Our results indicated that the VBI toolkit effectively estimates posterior distributions of control parameters in whole-brain network modeling, offering a deeper understanding of the mechanisms underlying brain activity. For example, using the Montbrio and Wong-Wang models, we achieved a close match between observed and predicted FC/FCD matrices derived from BOLD time series (Figure 7 and Figure 8). Additionally, the Jansen-Rit and Stuart-Landau models provided accurate inferences of PSD from neural activity (Figure 4, and Figure 5), while the Epileptor model precisely captured the spread of of seizure envelopes (Figure 6). These results underscore the toolkit’s capability to manage complex, high-dimensional data with precision. Uncertainty quantification usingVBI can illuminate and combine the informativeness of data features (e.g., FC/FCD) and reveal the causal drivers behind interventions [37, 69, 59]. This adaptability ensures thatVBI can be applied across various (source-localized) neuroimaging modalities, accommodating different computational capabilities and research needs.

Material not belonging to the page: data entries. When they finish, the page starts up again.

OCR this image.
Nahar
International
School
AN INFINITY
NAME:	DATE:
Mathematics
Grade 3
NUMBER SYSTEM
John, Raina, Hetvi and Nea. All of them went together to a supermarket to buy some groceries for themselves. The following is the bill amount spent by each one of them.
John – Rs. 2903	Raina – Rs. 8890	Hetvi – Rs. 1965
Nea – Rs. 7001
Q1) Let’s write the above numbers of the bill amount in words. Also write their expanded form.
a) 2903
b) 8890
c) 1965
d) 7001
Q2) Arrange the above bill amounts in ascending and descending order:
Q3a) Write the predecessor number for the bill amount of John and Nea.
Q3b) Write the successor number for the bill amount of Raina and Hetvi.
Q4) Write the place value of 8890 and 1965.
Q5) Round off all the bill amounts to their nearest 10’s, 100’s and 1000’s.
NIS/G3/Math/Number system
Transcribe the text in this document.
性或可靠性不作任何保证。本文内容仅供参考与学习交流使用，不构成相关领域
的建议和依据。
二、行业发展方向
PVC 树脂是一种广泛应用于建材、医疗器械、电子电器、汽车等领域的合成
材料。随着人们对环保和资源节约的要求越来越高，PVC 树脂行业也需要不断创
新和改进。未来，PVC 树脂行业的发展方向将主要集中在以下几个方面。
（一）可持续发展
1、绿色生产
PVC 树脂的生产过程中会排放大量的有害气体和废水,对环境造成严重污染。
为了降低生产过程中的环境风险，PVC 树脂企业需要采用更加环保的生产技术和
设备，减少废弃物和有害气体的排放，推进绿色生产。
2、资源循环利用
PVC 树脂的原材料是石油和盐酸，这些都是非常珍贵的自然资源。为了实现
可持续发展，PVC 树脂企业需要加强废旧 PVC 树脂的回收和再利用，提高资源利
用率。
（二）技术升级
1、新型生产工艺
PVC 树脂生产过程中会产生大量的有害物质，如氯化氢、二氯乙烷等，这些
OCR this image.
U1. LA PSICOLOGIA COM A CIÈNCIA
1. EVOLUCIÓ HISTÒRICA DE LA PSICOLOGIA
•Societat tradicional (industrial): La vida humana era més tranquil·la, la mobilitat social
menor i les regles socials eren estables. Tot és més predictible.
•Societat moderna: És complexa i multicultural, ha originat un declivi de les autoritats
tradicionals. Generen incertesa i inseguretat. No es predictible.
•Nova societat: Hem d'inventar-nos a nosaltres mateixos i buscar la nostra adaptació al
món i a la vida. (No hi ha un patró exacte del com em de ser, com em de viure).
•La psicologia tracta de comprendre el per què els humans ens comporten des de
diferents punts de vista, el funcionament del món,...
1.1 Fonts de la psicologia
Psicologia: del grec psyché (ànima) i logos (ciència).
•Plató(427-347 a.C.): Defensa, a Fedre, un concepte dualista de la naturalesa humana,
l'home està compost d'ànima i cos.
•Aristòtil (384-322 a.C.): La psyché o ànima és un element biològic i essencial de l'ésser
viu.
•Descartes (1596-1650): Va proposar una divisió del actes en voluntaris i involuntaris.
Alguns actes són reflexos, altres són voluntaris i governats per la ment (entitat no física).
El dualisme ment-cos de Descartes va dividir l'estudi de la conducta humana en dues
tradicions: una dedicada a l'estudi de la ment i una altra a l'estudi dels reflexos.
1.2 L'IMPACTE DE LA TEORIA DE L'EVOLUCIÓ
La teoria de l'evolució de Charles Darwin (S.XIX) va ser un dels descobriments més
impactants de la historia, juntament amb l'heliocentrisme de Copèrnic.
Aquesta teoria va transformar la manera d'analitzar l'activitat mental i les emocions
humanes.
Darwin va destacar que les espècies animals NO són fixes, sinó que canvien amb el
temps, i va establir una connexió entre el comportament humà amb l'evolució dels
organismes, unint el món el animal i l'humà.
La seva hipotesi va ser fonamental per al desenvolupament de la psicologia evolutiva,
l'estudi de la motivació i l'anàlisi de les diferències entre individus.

Note that there is no specific rule for determining the optimal number of simulations required for training. In general, a larger number of simulations, depending on the available computational resources, tends to improve the quality of posterior estimation. However, when using synthetic data, we can monitor the z-score and posterior shrinkage to assess the accuracy and reliability of the inferred parameters (see Figure S10). This also critically depends on the parameter dimensionality. For instance, in estimating only global coupling parameter, a maximum of 300 simulations was used, demonstrating accurate estimation across models and different configurations (see Figure S20), except for the Jansen-Rit model, where coupling did not induce a significant change in the intrinsic frequency of regional activity. Importantly, the choice of data features is critical, and some factors (e.g., that lead to inaccurate feature calculation) can lead to the collapse of this method. For instance, high noise levels in observations or dynamical noise can compromise the accurate calculation of data features, undermining the inference process (see Figure S7, Figure S8, Figure S15, Figure S16). Identifying the set of low-dimensional data features that are relevant to the control parameters for each case study is another challenge in effectively applying SBI. Nevertheless, the uncertainty of the posterior informs us about the predictive power of these features. Statistical moments of time series could be effective candidates for most models. However, this poses a formidable challenge for inference from empirical data, as certain moments, such as the mean and variance, may be lost during preprocessing steps. The hyperparameter and noise estimation can also be challenging for SBI. Moreover, there is no established rule for determining the number of simulations for training, aside from relying on z-score values during in-silico testing, as it depends on available computational resources.

Various sequential methods, such as SNPE [125], SNLE [151], and SNRE [152], have been proposed to reduce computational costs of SBI by iteratively refining the fit to specific targets. These approaches aim for more precise parameter estimation by progressively adjusting the model based on each new data set or subset, potentially enhancing the accuracy of the fit at the reduced computational effort. The choice of method depends on the specific characteristics and requirements of the problem being addressed [128]. Our previous study indicates that for inferring whole-brain dynamics of epilepsy spread, the SNPE method outperforms alternative approaches [68]. Nevertheless, sequential methods can become unstable, with simulators potentially diverging and causing probability mass to leak into regions that lack prior support [68]. In this study, we used single-round training to benefit from an amortization strategy. This approach brings the costs of simulation and network training upfront, enabling inference on new data to be performed rapidly (within seconds). This strategy facilitates personalized inference at the subject level, as the generative model is tailored by the SC matrix, thereby allowing for rapid hypothesis evaluation specific to each subject (e.g., in delineating the epileptogenic and propagation zones). Note that model comparison across different configurations or model structures, as well-established in dynamic causal modeling [153, 154, 155], has yet to be explored in this context.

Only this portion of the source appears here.